Courrier hebdomadaire

Politique de l’emploi et concertation sociale

Courrier hebdomadaire n° 1744, par Étienne Arcq, 46 p., 2001

Au moment où les interlocuteurs sociaux et le gouvernement reprennent contact pour baliser les négociations de l’accord interprofessionnel 2003-2004, il est intéressant de faire le point sur l’état de la concertation sociale. L’« État social actif » a-t-il la même conception de la concertation sociale que ses prédécesseurs ? Les interlocuteurs sociaux ont-ils dû s’adapter à une nouvelle politique ou ont-ils maintenu le cadre existant ? L’exercice est centré sur les mesures destinées à favoriser l’emploi, un thème qui est entré progressivement dans le champ du négociable depuis 1986 et qui est présenté par l’actuelle coalition gouvernementale comme son cheval de bataille.
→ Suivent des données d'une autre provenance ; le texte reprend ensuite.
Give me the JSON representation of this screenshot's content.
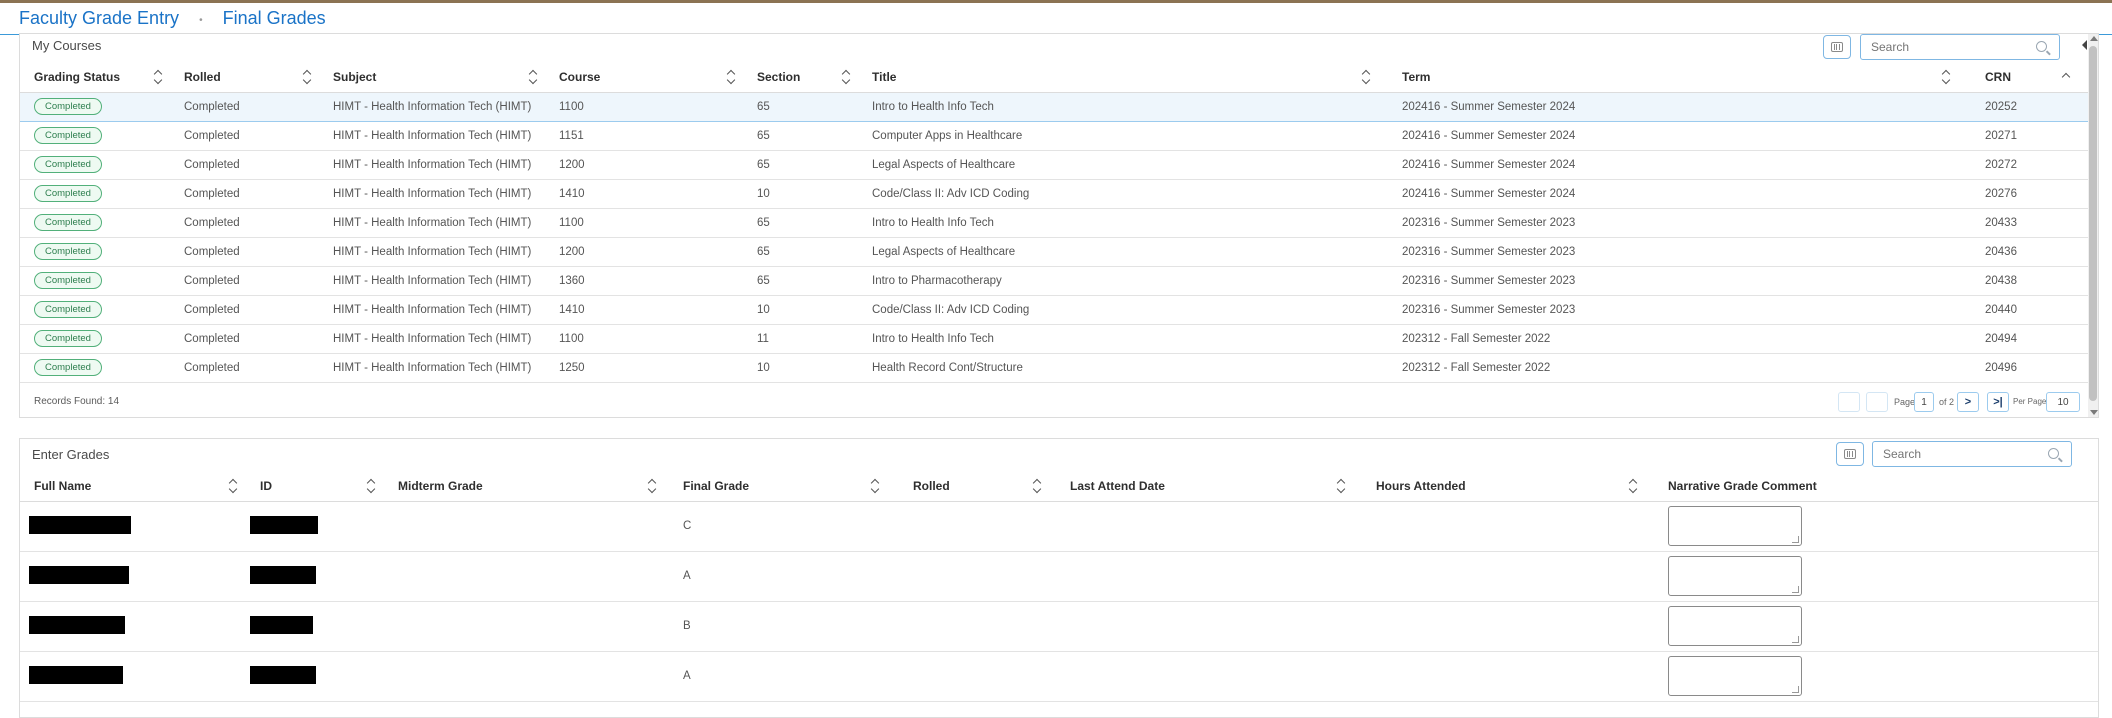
{
  "breadcrumb": {
    "items": [
      "Faculty Grade Entry",
      "Final Grades"
    ],
    "separator": "•"
  },
  "courses": {
    "title": "My Courses",
    "search_placeholder": "Search",
    "columns": [
      "Grading Status",
      "Rolled",
      "Subject",
      "Course",
      "Section",
      "Title",
      "Term",
      "CRN"
    ],
    "rows": [
      [
        "Completed",
        "Completed",
        "HIMT - Health Information Tech (HIMT)",
        "1100",
        "65",
        "Intro to Health Info Tech",
        "202416 - Summer Semester 2024",
        "20252"
      ],
      [
        "Completed",
        "Completed",
        "HIMT - Health Information Tech (HIMT)",
        "1151",
        "65",
        "Computer Apps in Healthcare",
        "202416 - Summer Semester 2024",
        "20271"
      ],
      [
        "Completed",
        "Completed",
        "HIMT - Health Information Tech (HIMT)",
        "1200",
        "65",
        "Legal Aspects of Healthcare",
        "202416 - Summer Semester 2024",
        "20272"
      ],
      [
        "Completed",
        "Completed",
        "HIMT - Health Information Tech (HIMT)",
        "1410",
        "10",
        "Code/Class II: Adv ICD Coding",
        "202416 - Summer Semester 2024",
        "20276"
      ],
      [
        "Completed",
        "Completed",
        "HIMT - Health Information Tech (HIMT)",
        "1100",
        "65",
        "Intro to Health Info Tech",
        "202316 - Summer Semester 2023",
        "20433"
      ],
      [
        "Completed",
        "Completed",
        "HIMT - Health Information Tech (HIMT)",
        "1200",
        "65",
        "Legal Aspects of Healthcare",
        "202316 - Summer Semester 2023",
        "20436"
      ],
      [
        "Completed",
        "Completed",
        "HIMT - Health Information Tech (HIMT)",
        "1360",
        "65",
        "Intro to Pharmacotherapy",
        "202316 - Summer Semester 2023",
        "20438"
      ],
      [
        "Completed",
        "Completed",
        "HIMT - Health Information Tech (HIMT)",
        "1410",
        "10",
        "Code/Class II: Adv ICD Coding",
        "202316 - Summer Semester 2023",
        "20440"
      ],
      [
        "Completed",
        "Completed",
        "HIMT - Health Information Tech (HIMT)",
        "1100",
        "11",
        "Intro to Health Info Tech",
        "202312 - Fall Semester 2022",
        "20494"
      ],
      [
        "Completed",
        "Completed",
        "HIMT - Health Information Tech (HIMT)",
        "1250",
        "10",
        "Health Record Cont/Structure",
        "202312 - Fall Semester 2022",
        "20496"
      ]
    ],
    "records_found": "Records Found: 14",
    "pager": {
      "page_label": "Page",
      "page": "1",
      "of_label": "of 2",
      "next": ">",
      "last": ">|",
      "per_page_label": "Per Page",
      "per_page": "10"
    }
  },
  "grades": {
    "title": "Enter Grades",
    "search_placeholder": "Search",
    "columns": [
      "Full Name",
      "ID",
      "Midterm Grade",
      "Final Grade",
      "Rolled",
      "Last Attend Date",
      "Hours Attended",
      "Narrative Grade Comment"
    ],
    "rows": [
      {
        "final_grade": "C"
      },
      {
        "final_grade": "A"
      },
      {
        "final_grade": "B"
      },
      {
        "final_grade": "A"
      }
    ]
  }
}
Dans une partie consacrée aux préliminaires de l’accord interprofessionnel, on s’attachera à replacer la dynamique de l’accord interprofessionnel dans l’ensemble de la politique de l’emploi du gouvernement, et on analysera les positions de départ des interlocuteurs sociaux avant la négociation de l’accord. Dans la partie consacrée à l’accord interprofessionnel 2001-2002 et à son application, l’exposé suivra les différents points de l’accord consacrés aux matières qui touchent directement ou indirectement l’emploi. Les trois étapes systématiquement suivies (contexte, contenu de l’accord et mise en application) mettent en évidence les pratiques (bipartisme ou tripartisme) auxquelles chaque mesure correspond. En conclusion, on évaluera le degré d’autonomie des interlocuteurs sociaux en matière de négociation collective sur l’emploi, ainsi que l’état de la coordination entre les niveaux de négociation.